Logo agrarheute digitalmagazin

Artikel wird geladen

Warum Ernteprognosen nie stimmen

Halten die Erträge den Erwartungen stand? Wetteränderungen können und müssen regelmäßige Anpassungsreaktionen der Ertragsprognosen auslösen – und damit auch der erwarteten Erntemengen.

Auf den Punkt

  • Ernteschätzungen bestimmen mit, welchen Getreidepreis ein Landwirt erhält.
  • Doch Prognosen können sich im Zeitablauf gewaltig ändern - und damit die Getreidepreise.
  • Landwirte misstrauen den Daten deshalb oft. Meist geht es jedoch mit rechten Dingen zu.

Viele Ackerbauern sind sauer. Erst heißt es, die Getreideernte wird riesig. Doch dann bricht auf einmal die Produktion ein. Die Getreidepreise reagieren entsprechend: Erst geht es steil nach unten – und dann steigen die Kurse auf den höchsten Stand seit vielen Jahren.

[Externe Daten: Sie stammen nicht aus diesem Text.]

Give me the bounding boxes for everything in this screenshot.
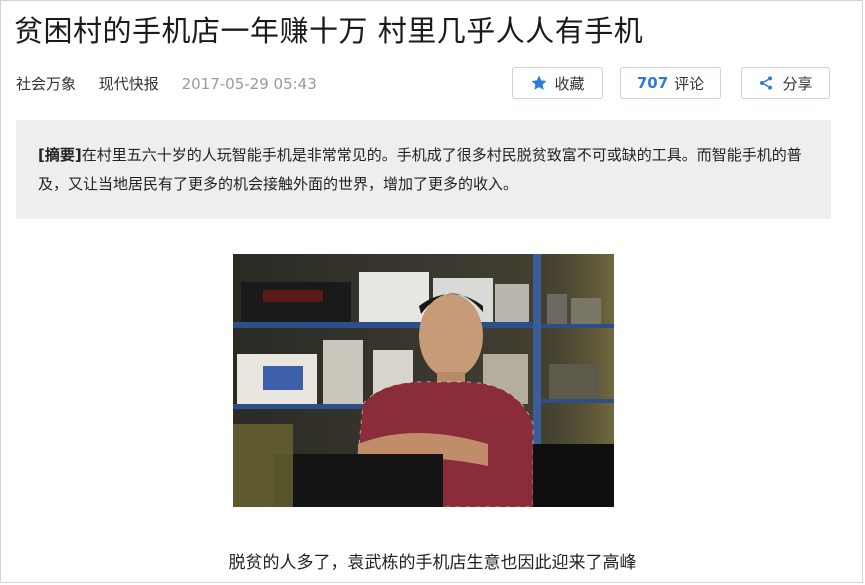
summary-text: 在村里五六十岁的人玩智能手机是非常常见的。手机成了很多村民脱贫致富不可或缺的工具…	[38, 146, 802, 193]
publish-time: 2017-05-29 05:43	[181, 75, 317, 93]
summary-tag: [摘要]	[38, 146, 82, 164]
favorite-button[interactable]: 收藏	[512, 67, 603, 99]
article-meta: 社会万象 现代快报 2017-05-29 05:43	[16, 73, 317, 94]
category-link[interactable]: 社会万象	[16, 75, 76, 93]
star-icon	[531, 75, 547, 90]
comment-count: 707	[636, 74, 669, 92]
photo-illustration	[233, 254, 614, 507]
favorite-label: 收藏	[554, 74, 585, 93]
share-button[interactable]: 分享	[741, 67, 830, 99]
summary-box: [摘要]在村里五六十岁的人玩智能手机是非常常见的。手机成了很多村民脱贫致富不可或…	[16, 120, 831, 219]
photo-caption: 脱贫的人多了，袁武栋的手机店生意也因此迎来了高峰	[228, 553, 637, 573]
comment-label: 评论	[674, 74, 705, 93]
article-photo	[233, 254, 614, 507]
share-icon	[760, 76, 773, 90]
source-link[interactable]: 现代快报	[99, 75, 159, 93]
comment-button[interactable]: 707 评论	[620, 67, 721, 99]
share-label: 分享	[782, 74, 813, 93]
article-title: 贫困村的手机店一年赚十万 村里几乎人人有手机	[14, 14, 644, 48]
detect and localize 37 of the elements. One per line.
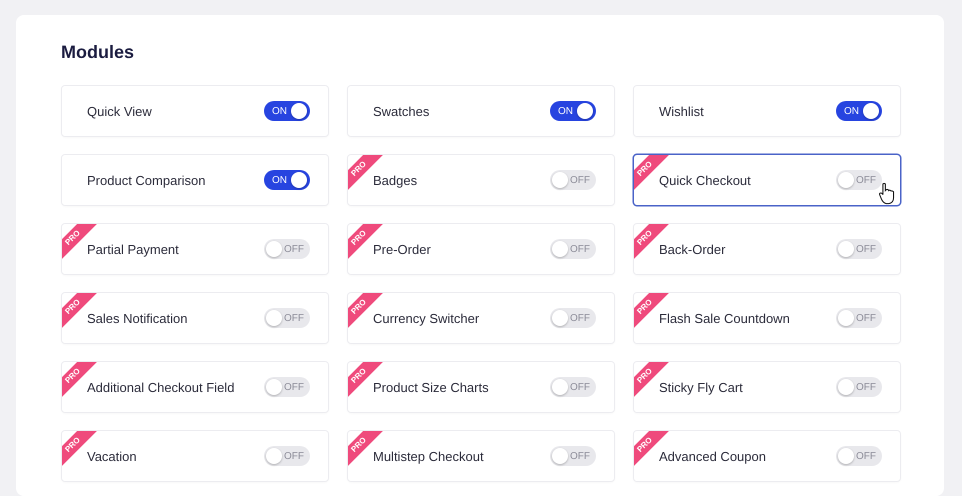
module-label: Swatches	[373, 104, 430, 118]
toggle-switch[interactable]: ON	[550, 101, 596, 121]
toggle-switch[interactable]: OFF	[836, 239, 882, 259]
toggle-switch[interactable]: OFF	[264, 239, 310, 259]
toggle-switch[interactable]: OFF	[264, 308, 310, 328]
module-label: Sticky Fly Cart	[659, 380, 743, 394]
module-label: Currency Switcher	[373, 310, 480, 326]
toggle-switch[interactable]: OFF	[836, 446, 882, 466]
module-label: Product Comparison	[87, 172, 206, 188]
toggle-switch[interactable]: ON	[264, 170, 310, 190]
module-label: Back-Order	[659, 242, 726, 256]
module-label: Quick View	[87, 104, 152, 118]
module-label: Sales Notification	[87, 310, 188, 326]
module-label: Advanced Coupon	[659, 448, 766, 464]
module-label: Badges	[373, 172, 418, 188]
toggle-switch[interactable]: OFF	[550, 170, 596, 190]
module-label: Partial Payment	[87, 242, 179, 256]
module-label: Vacation	[87, 448, 137, 464]
toggle-switch[interactable]: ON	[836, 101, 882, 121]
module-label: Pre-Order	[373, 242, 431, 256]
module-label: Multistep Checkout	[373, 448, 484, 464]
module-label: Additional Checkout Field	[87, 380, 234, 394]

Viele Landwirte fragen sich nun: Was kann man von solchen Prognosen halten? Wäre Kaffeesatzlesen nicht ebenso zuverlässig? Wie kann es überhaupt sein, dass das US-Landwirtschaftsministerium (USDA) in Washington über die Getreidepreise in Europa mitbestimmt? Nicht wenige Bauern befürchten zudem, dass die Daten manipuliert sein könnten – zum Nachteil der Erzeuger.

So einfach ist das jedoch nicht. Tatsächlich sind Prognosen besser als die Vorhersagen von Wahrsagern, aber sie sind eben keine exakte Vorhersage der Zukunft. Ein komplexes System von Befragungen, Schätzungen, Beobachtungen und Hochrechnungen bildet die Basis. Viele Personen und Institutionen sind an dem Prozess beteiligt.

Hinzu kommt: Riesige Unsicherheitsfaktoren wie das Wetter spielen eine entscheidende Rolle. Das gilt bei der Prognose der Anbaudaten, vor allem aber bei den erwarteten und ständig angepassten Ertragserwartungen. Das haben zuletzt sowohl die extrem vom Wetterphänomen La Niña beeinflusste Entwicklung in Südamerika als auch die massiven trockenheitsbedingten Korrekturen der US-Ernte gezeigt. Der Ökonom Thomas K. Bauer von der Universität Bonn sagt dazu: „Wenn ich einen Zeitpunkt prognostizieren will, der sehr nahe vor mir liegt, dann habe ich sehr viele Informationen, um eine gute Prognose abgeben zu können. Wenn der Zeitraum, für den ich etwas vorhersage, sehr weit in der Zukunft liegt, dann werde ich wahrscheinlich weit danebenliegen.“

Deshalb darf man Ernteprognosen nicht als statische Größe verstehen, sondern als einen dynamischen Prozess, der regelmäßig an die Realität – also meistens an die Auswirkungen des Wetters – angepasst werden muss. Das hat das Beispiel dieses Jahres eindrucksvoll gezeigt.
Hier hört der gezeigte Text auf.